The roundtrip is lossless for standard gate sets. tket’s internal representation uses exact angle arithmetic, so no floating-point degradation occurs when converting Rz angles between frameworks.

Comparing tket vs Qiskit Transpiler

For general-purpose optimization of circuits that will run on IBM hardware:

Feature	tket	Qiskit transpiler
Framework support	Qiskit, Cirq, PyQuil, more	Qiskit native
Peephole optimization	FullPeepholeOptimise	optimization_level=3
Routing algorithms	GraphPlacement, LinePlacement	SABRE, basic
Custom pass composition	SequencePass, RepeatPass	PassManager
Native gate targets	IBM, IonQ, Quantinuum, more	IBM (primary)

For circuits that will run on non-IBM hardware, tket is often the better choice because it has first-class support for hardware-native gate sets (like Quantinuum’s or IonQ’s native gates) without needing framework-specific transpilers.

For pure IBM workflows, Qiskit’s transpile with optimization_level=3 and tket’s FullPeepholeOptimise produce comparable results on most benchmarks.

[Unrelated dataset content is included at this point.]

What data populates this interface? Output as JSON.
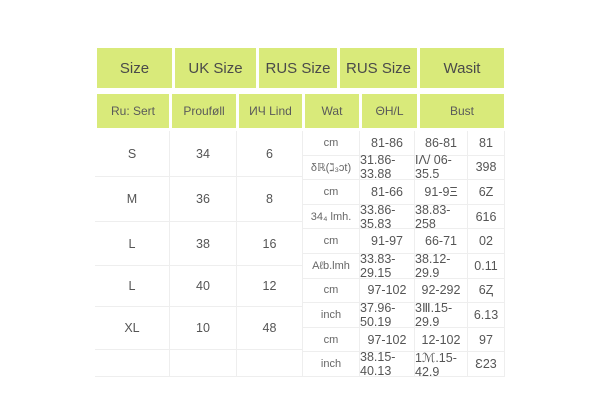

The difference tends to be largest for deep circuits with many two-qubit gates.

Summary

Step	tket API
Import from Qiskit	`qiskit_to_tk(qc)`
Remove redundant gates	`RemoveRedundancies().apply(c)`
Full peephole optimization	`FullPeepholeOptimise().apply(c)`
Place qubits on hardware	`PlacementPass(GraphPlacement(arch)).apply(c)`
Route and insert SWAPs	`RoutingPass(arch).apply(c)`
Rebase to a hardware gate set	`AutoRebase({OpType.CX, OpType.Rz, OpType.SX, OpType.X}).apply(c)`
Export to Qiskit	`tk_to_qiskit(c)`
Count gates by type	`c.n_gates_of_type(OpType.CX)`

tket’s composable pass system makes it straightforward to mix and match optimization strategies and target different hardware backends from the same circuit definition. For teams running experiments across multiple hardware providers, this hardware-agnostic approach can significantly reduce the porting overhead.